In deze zaak heeft het Gerechtshof 's-Hertogenbosch op 21 april 2022 uitspraak gedaan in hoger beroep over het gezag van de minderjarige [minderjarige], geboren in 2015. De moeder, verzoekster in hoger beroep, verzet zich tegen de beslissing van de rechtbank Zeeland-West-Brabant, die de vader het eenhoofdig gezag over [minderjarige] had toegewezen. De moeder heeft in haar beroepschrift verzocht om de beschikking van de rechtbank te vernietigen en haar verzoeken in eerste aanleg toe te wijzen. De vader heeft in zijn verweerschrift verzocht de grieven van de moeder af te wijzen en de beschikking te bekrachtigen. De Jeugdbescherming Brabant en de Raad voor de Kinderbescherming hebben als belanghebbenden in de procedure opgetreden.
Tijdens de mondelinge behandeling op 17 maart 2022 zijn beide ouders, hun advocaten en vertegenwoordigers van de GI en de raad gehoord. De moeder heeft aangevoerd dat er recente positieve ontwikkelingen zijn in haar relatie met [minderjarige] en dat zij actief betrokken wil zijn bij de hulpverlening.
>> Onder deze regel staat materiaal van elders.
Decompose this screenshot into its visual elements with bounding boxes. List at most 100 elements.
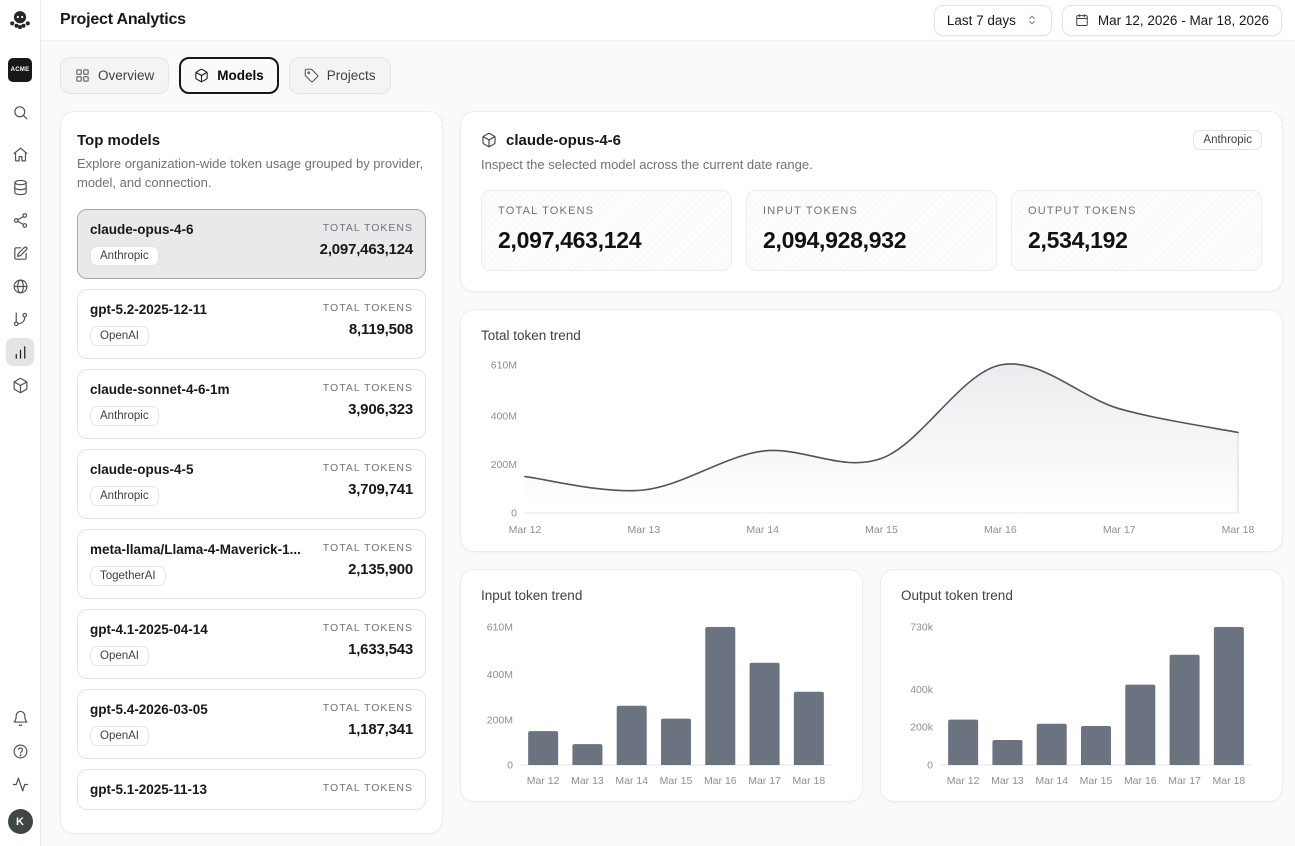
- input-token-trend-chart: 0 200M 400M 610M Mar 12 Mar 13 Mar 14 Mar 15 Mar…: [487, 622, 831, 787]
- model-name: meta-llama/Llama-4-Maverick-1...: [90, 541, 301, 557]
- chart-title: Input token trend: [481, 588, 583, 603]
- provider-badge: OpenAI: [90, 645, 149, 666]
- svg-text:610M: 610M: [491, 360, 517, 372]
- compose-icon[interactable]: [6, 239, 34, 267]
- bar-charts-row: Input token trend 0 200M 400M 610M Mar 12 Mar…: [460, 569, 1283, 802]
- connections-icon[interactable]: [6, 206, 34, 234]
- model-list-item[interactable]: claude-opus-4-5 Anthropic Total tokens 3…: [77, 448, 426, 519]
- svg-text:Mar 15: Mar 15: [1080, 775, 1113, 787]
- svg-text:730k: 730k: [910, 622, 934, 634]
- model-list-item[interactable]: claude-opus-4-6 Anthropic Total tokens 2…: [77, 208, 426, 279]
- stat-label: Output tokens: [1028, 205, 1137, 217]
- svg-text:0: 0: [511, 508, 517, 520]
- stat-value: 2,094,928,932: [763, 227, 907, 253]
- grid-icon: [75, 68, 90, 83]
- model-name: gpt-4.1-2025-04-14: [90, 621, 208, 637]
- chart-title: Total token trend: [481, 328, 581, 343]
- main-area: Project Analytics Last 7 days Mar 12, 20…: [41, 0, 1295, 846]
- model-list-item[interactable]: gpt-5.1-2025-11-13 Total tokens: [77, 768, 426, 810]
- total-tokens-value: 3,709,741: [348, 480, 413, 498]
- user-avatar[interactable]: K: [7, 809, 33, 834]
- content-area: Top models Explore organization-wide tok…: [41, 94, 1295, 846]
- model-name: claude-opus-4-5: [90, 461, 194, 477]
- total-tokens-value: 3,906,323: [348, 400, 413, 418]
- packages-icon[interactable]: [6, 371, 34, 399]
- svg-text:Mar 12: Mar 12: [509, 524, 542, 536]
- tab-models[interactable]: Models: [179, 57, 279, 94]
- tag-icon: [304, 68, 319, 83]
- activity-icon[interactable]: [6, 770, 34, 798]
- svg-text:Mar 16: Mar 16: [704, 775, 737, 787]
- svg-text:0: 0: [507, 760, 513, 772]
- total-trend-card: Total token trend 0 200M 400M 610M Mar 12 Mar…: [460, 309, 1283, 552]
- svg-text:Mar 18: Mar 18: [1213, 775, 1246, 787]
- provider-badge: Anthropic: [90, 405, 159, 426]
- home-icon[interactable]: [6, 140, 34, 168]
- model-name: gpt-5.2-2025-12-11: [90, 301, 208, 317]
- left-rail: ACME: [0, 0, 41, 846]
- tab-projects[interactable]: Projects: [288, 57, 391, 94]
- total-tokens-value: 1,187,341: [348, 720, 413, 738]
- date-range-button[interactable]: Mar 12, 2026 - Mar 18, 2026: [1061, 4, 1282, 36]
- analytics-icon[interactable]: [6, 338, 34, 366]
- total-token-trend-chart: 0 200M 400M 610M Mar 12 Mar 13 Mar 14 Mar 15 Mar…: [491, 360, 1255, 537]
- time-range-value: Last 7 days: [946, 12, 1016, 28]
- svg-text:Mar 17: Mar 17: [748, 775, 781, 787]
- input-trend-card: Input token trend 0 200M 400M 610M Mar 12 Mar…: [460, 569, 863, 802]
- globe-icon[interactable]: [6, 272, 34, 300]
- provider-badge: TogetherAI: [90, 565, 166, 586]
- total-tokens-value: 2,135,900: [348, 560, 413, 578]
- model-list-item[interactable]: gpt-5.2-2025-12-11 OpenAI Total tokens 8…: [77, 288, 426, 359]
- svg-text:Mar 17: Mar 17: [1168, 775, 1201, 787]
- chevron-up-down-icon: [1025, 13, 1039, 27]
- total-tokens-value: 8,119,508: [348, 320, 413, 338]
- svg-text:Mar 12: Mar 12: [947, 775, 980, 787]
- calendar-icon: [1075, 13, 1089, 27]
- svg-text:Mar 15: Mar 15: [660, 775, 693, 787]
- time-range-select[interactable]: Last 7 days: [933, 4, 1052, 36]
- model-list-item[interactable]: gpt-5.4-2026-03-05 OpenAI Total tokens 1…: [77, 688, 426, 759]
- output-trend-card: Output token trend 0 200k 400k 730k Mar 12 Ma…: [880, 569, 1283, 802]
- top-bar: Project Analytics Last 7 days Mar 12, 20…: [41, 0, 1295, 41]
- svg-text:Mar 17: Mar 17: [1103, 524, 1136, 536]
- notifications-icon[interactable]: [6, 704, 34, 732]
- search-icon[interactable]: [6, 98, 34, 126]
- svg-text:200M: 200M: [487, 714, 513, 726]
- model-list-item[interactable]: gpt-4.1-2025-04-14 OpenAI Total tokens 1…: [77, 608, 426, 679]
- selected-model-name: claude-opus-4-6: [506, 131, 622, 149]
- git-branch-icon[interactable]: [6, 305, 34, 333]
- svg-text:Mar 12: Mar 12: [527, 775, 560, 787]
- stat-box: Output tokens 2,534,192: [1011, 190, 1262, 271]
- stat-box: Total tokens 2,097,463,124: [481, 190, 732, 271]
- model-list-item[interactable]: meta-llama/Llama-4-Maverick-1... Togethe…: [77, 528, 426, 599]
- chart-title: Output token trend: [901, 588, 1013, 603]
- svg-text:Mar 16: Mar 16: [984, 524, 1017, 536]
- model-detail-panel: claude-opus-4-6 Anthropic Inspect the se…: [460, 111, 1283, 292]
- total-tokens-label: Total tokens: [322, 461, 413, 474]
- svg-text:Mar 16: Mar 16: [1124, 775, 1157, 787]
- tab-overview[interactable]: Overview: [60, 57, 170, 94]
- model-list-item[interactable]: claude-sonnet-4-6-1m Anthropic Total tok…: [77, 368, 426, 439]
- total-tokens-label: Total tokens: [322, 701, 413, 714]
- provider-badge: Anthropic: [90, 485, 159, 506]
- stat-row: Total tokens 2,097,463,124 Input tokens …: [481, 190, 1262, 271]
- svg-text:610M: 610M: [487, 622, 513, 634]
- stat-label: Total tokens: [498, 205, 595, 217]
- svg-text:Mar 18: Mar 18: [793, 775, 826, 787]
- total-tokens-label: Total tokens: [322, 221, 413, 234]
- database-icon[interactable]: [6, 173, 34, 201]
- svg-text:Mar 14: Mar 14: [1035, 775, 1068, 787]
- org-badge[interactable]: ACME: [8, 58, 32, 82]
- svg-text:200k: 200k: [910, 722, 934, 734]
- tab-label: Models: [217, 68, 264, 83]
- svg-text:Mar 18: Mar 18: [1222, 524, 1255, 536]
- svg-text:200M: 200M: [491, 459, 517, 471]
- total-tokens-label: Total tokens: [322, 621, 413, 634]
- svg-text:Mar 13: Mar 13: [627, 524, 660, 536]
- svg-text:400k: 400k: [910, 684, 934, 696]
- model-name: gpt-5.1-2025-11-13: [90, 781, 208, 797]
- total-tokens-label: Total tokens: [322, 381, 413, 394]
- help-icon[interactable]: [6, 737, 34, 765]
- app-logo[interactable]: [7, 8, 33, 34]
De vader heeft echter betoogd dat de moeder nog steeds bezwaren tegen hem heeft en dat haar houding ten opzichte van hem en de GI niet is veranderd. De GI heeft aangegeven dat de moeder niet in staat is om op een verantwoordelijke manier invulling te geven aan haar gezag.
Het hof heeft na beoordeling van de stukken en de mondelinge behandeling geoordeeld dat de rechtbank terecht het verzoek van de vader tot eenhoofdig gezag heeft toegewezen. Het hof heeft geen reden om te twijfelen aan de beslissing van de rechtbank en heeft de beschikking bekrachtigd. De verzoeken van de moeder zijn afgewezen, en de proceskosten in hoger beroep zijn gecompenseerd, waarbij iedere partij de eigen kosten draagt.